Full Information Audit — Three Items

  1. ITEM 1 — Social Media Claim
  2. Find a post on any social media platform making a factual claim about health, science, politics, or current events. Screenshot or copy it.
  3. Step 1A: Write out the specific claim being made.
  4. Step 1B: Identify any emotional language or visual elements designed to provoke a reaction.
  5. Step 1C: Search for the claim on at least two fact-checking sites (Snopes, PolitiFact, FactCheck.org, AFP Fact Check).
  6. Step 1D: Search for the claim on two independent news sources that conducted their own reporting.
  7. Step 1E: Write your verdict in one sentence, with one sentence of reasoning.
  8. ITEM 2 — Health or Science Website
  9. Find a website making a claim about a health supplement, diet, or environmental issue.
  10. Step 2A: Do NOT read deeply into the site. Spend 30 seconds maximum on the site itself.
  11. Step 2B: Perform lateral reading: search the organization name plus 'funding,' 'credibility,' and 'criticism.'
  12. Step 2C: Find the Wikipedia article for the organization if one exists and read the references section.
  13. Step 2D: Identify whether the site cites primary research, and if so, look up one of those studies to verify it supports the claim as stated.
  14. Step 2E: Write your verdict in one sentence, with one sentence of reasoning.
  15. ITEM 3 — AI-Generated Answer
  16. Ask an AI chatbot: 'What are the three most important proven health benefits of [a common food or supplement of your choice]?' Record the response exactly.
  17. Step 3A: Identify every specific factual claim in the AI's answer (numbers, percentages, study names, expert names).
  18. Step 3B: Look up each specific factual claim in a non-AI source — a peer-reviewed database, a government health agency website, or a major medical institution's website.
  19. Step 3C: Mark each claim: Verified, Partially accurate, Unverified, or Incorrect.
  20. Step 3D: Write a two-sentence evaluation of the AI's reliability on this specific topic.
  21. FINAL REFLECTION
  22. After completing all three audits, write one paragraph answering: What surprised you most about this process? Which type of information was hardest to evaluate, and why? What habit will you commit to practicing before you share or act on information in the future?

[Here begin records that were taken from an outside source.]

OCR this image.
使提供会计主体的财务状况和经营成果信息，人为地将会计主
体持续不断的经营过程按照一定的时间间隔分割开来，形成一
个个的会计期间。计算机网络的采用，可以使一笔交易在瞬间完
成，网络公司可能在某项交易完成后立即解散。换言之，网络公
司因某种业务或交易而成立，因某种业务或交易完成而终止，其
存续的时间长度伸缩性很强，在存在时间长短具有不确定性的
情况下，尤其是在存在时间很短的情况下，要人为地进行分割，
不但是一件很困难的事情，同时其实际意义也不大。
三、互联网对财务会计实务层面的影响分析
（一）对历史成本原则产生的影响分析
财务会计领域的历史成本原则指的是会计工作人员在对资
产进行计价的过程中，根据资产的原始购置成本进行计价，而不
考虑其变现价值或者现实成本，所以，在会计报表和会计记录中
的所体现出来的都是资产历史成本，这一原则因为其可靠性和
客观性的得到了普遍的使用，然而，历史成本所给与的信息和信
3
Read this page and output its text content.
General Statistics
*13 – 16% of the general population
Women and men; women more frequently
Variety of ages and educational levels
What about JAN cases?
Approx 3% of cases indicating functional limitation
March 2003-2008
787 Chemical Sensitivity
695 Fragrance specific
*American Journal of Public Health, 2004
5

Calibrating Your Confidence

A key outcome of information auditing is not just identifying false claims — it is calibrating your confidence appropriately. After evaluating a claim, you should be able to say something more precise than 'I believe it' or 'I doubt it.' You should be able to say: 'This claim is well-supported by two independent peer-reviewed studies and corroborated by a government health agency, so I have high confidence.' Or: 'This claim appears in one unverified social media post with no independent corroboration, so my confidence is very low.' Calibrated confidence is different from certainty — it is being right about how sure you should be.

The Verdict Ladder

Use these four verdict levels to describe your audit conclusions with precision. Credible: supported by multiple independent, high-quality sources with no major red flags. Credible with caveats: generally supported but with noted limitations such as preliminary evidence or a conflict of interest. Unverified: neither confirmed nor debunked by independent sources — cannot be relied upon without further investigation. Misleading: the claim contains technically true elements arranged to create a false impression, or has been definitively debunked.

During your audit of a health website, you find that all of its research citations trace back to studies funded exclusively by the company selling the product. What verdict is most appropriate at this stage?

What does 'calibrated confidence' mean in the context of information evaluation?